O primeiro-ministro israelita dissera ontem, num discurso proferido no Congresso Mundial Sionista, que Hitler não queria exterminar os judeus, e que fora o mufti de Jerusalém, Haj Amin al-Husseini, a dar-lhe essa ideia e a pedir-lhe que optasse por ela.O "puxão de orelhas" de Merkel a Netanyahu
Numa conferência de imprensa conjunta realizada ainda na quarta feira, a chanceler Angela Merkel quis mostrar que considera errado qualquer revisionismo sobre as responsabilidades no Holocausto e afirmou perante Netanyahu, segundo citação do diário britânico The Guardian: "Assumimos as nossas responsabilidades pela Shoah".

Na verdade, Angela Merkel tinha também uma observação a fazer, de maior actualidade política: o Governo de Berlim encara com preocupação os sucessivos alargamentos de colonatos israelitas, ao arrepio do direito internacional.

Uma explicação mais desenvolvida sobre o sentido da assunção de responsabilidades alemãs pelo Holocausto ficou para o porta-voz da chanceler, Steffen Seibert, que declarou: "Falando em nome do Governo alemão, posso dizer que todos nós, alemães, conhecemos precisamente a história do fanatismo racial assassino dos nacional-socialistas que levou a essa ruptura com a civilização que foi a Shoah".

Seibert acrescentou ainda: "Isto é ensinado nas escolas alemãs por uma boa razão.
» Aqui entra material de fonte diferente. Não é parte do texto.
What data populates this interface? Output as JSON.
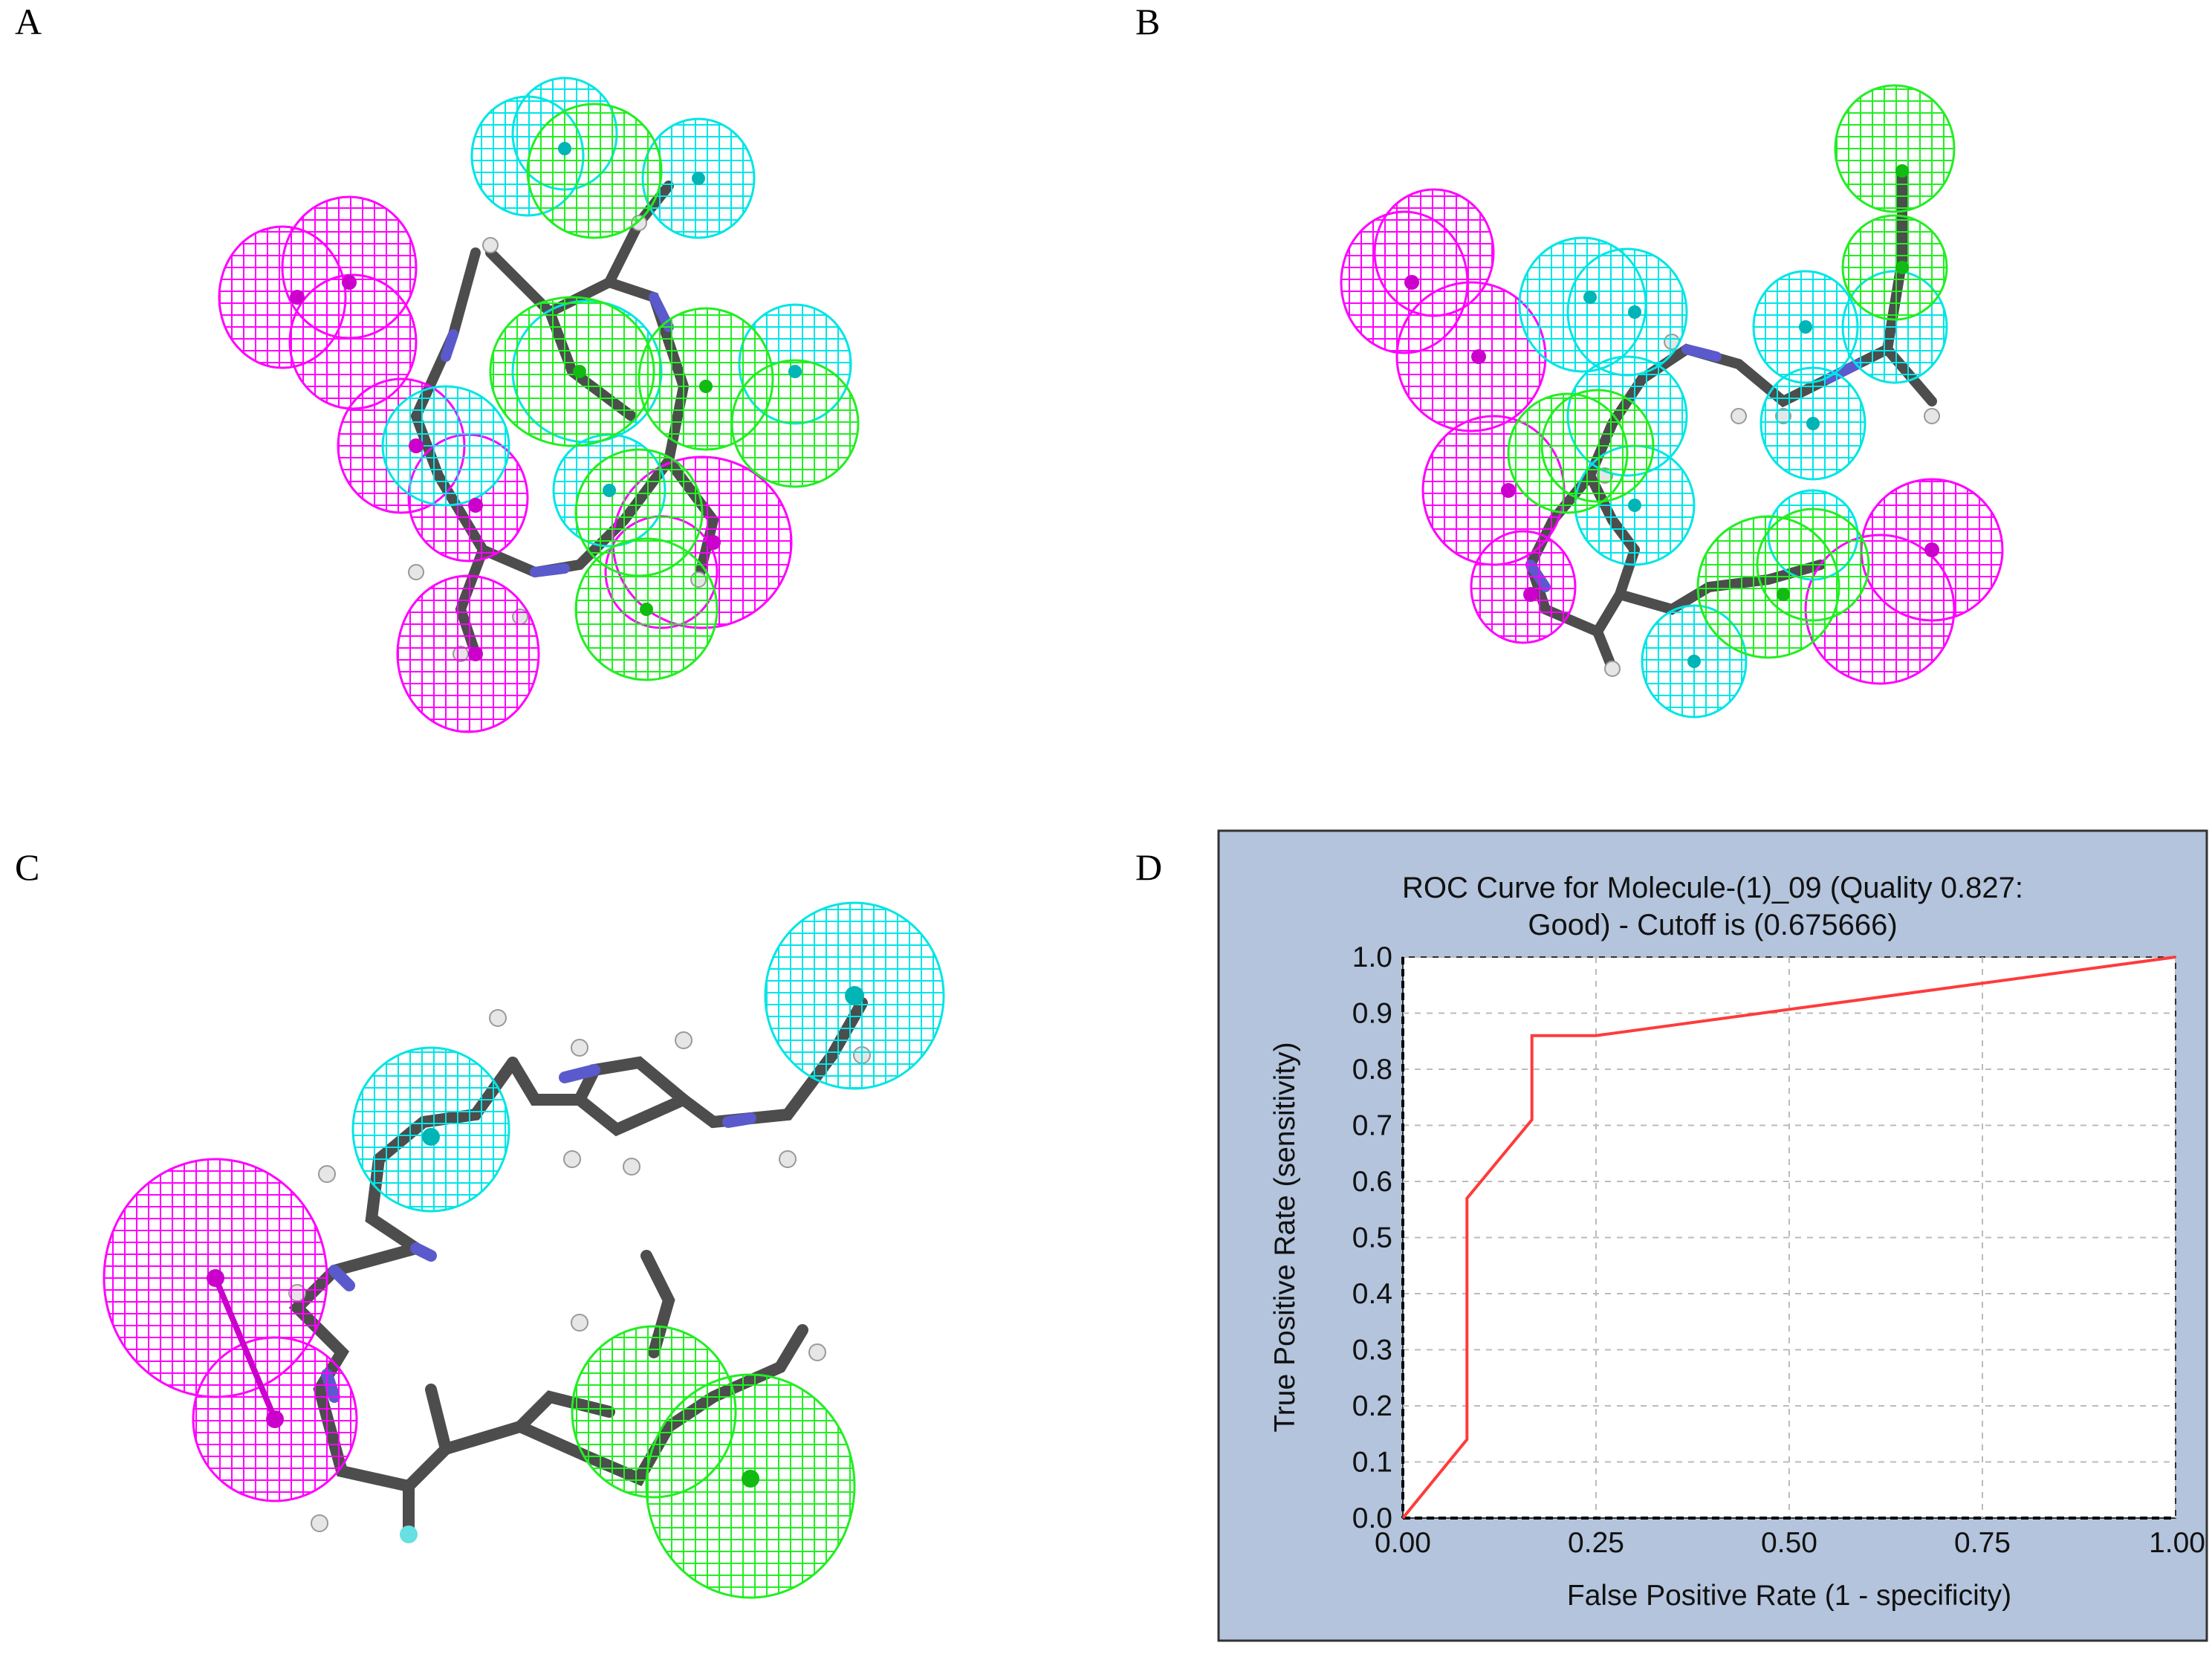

Nunca pode ser esquecido. E não vejo nenhuma razão para mudarmos a nossa visão da história, de qualquer modo que seja. Sabemos que a responsabilidade por este crime contra a humanidade é alemã e muito nossa".
Outros "puxões de orelhas"
Também o secretário de Estado norte-americano John Kerry, de partida para Berlim, onde ia igualmente reunir-se com Merkel, considerou absurdo absolver Hitler de responsabilidades no Holocausto, embora tenha depois mitigado essa censura com a afirmação: "É igualmente absurdo ignorar o papel desempenhado pelo mufti, que era um criminoso" e que, segundo Kerry, "foi instrumental na decisão de exterminar os judeus da Europa".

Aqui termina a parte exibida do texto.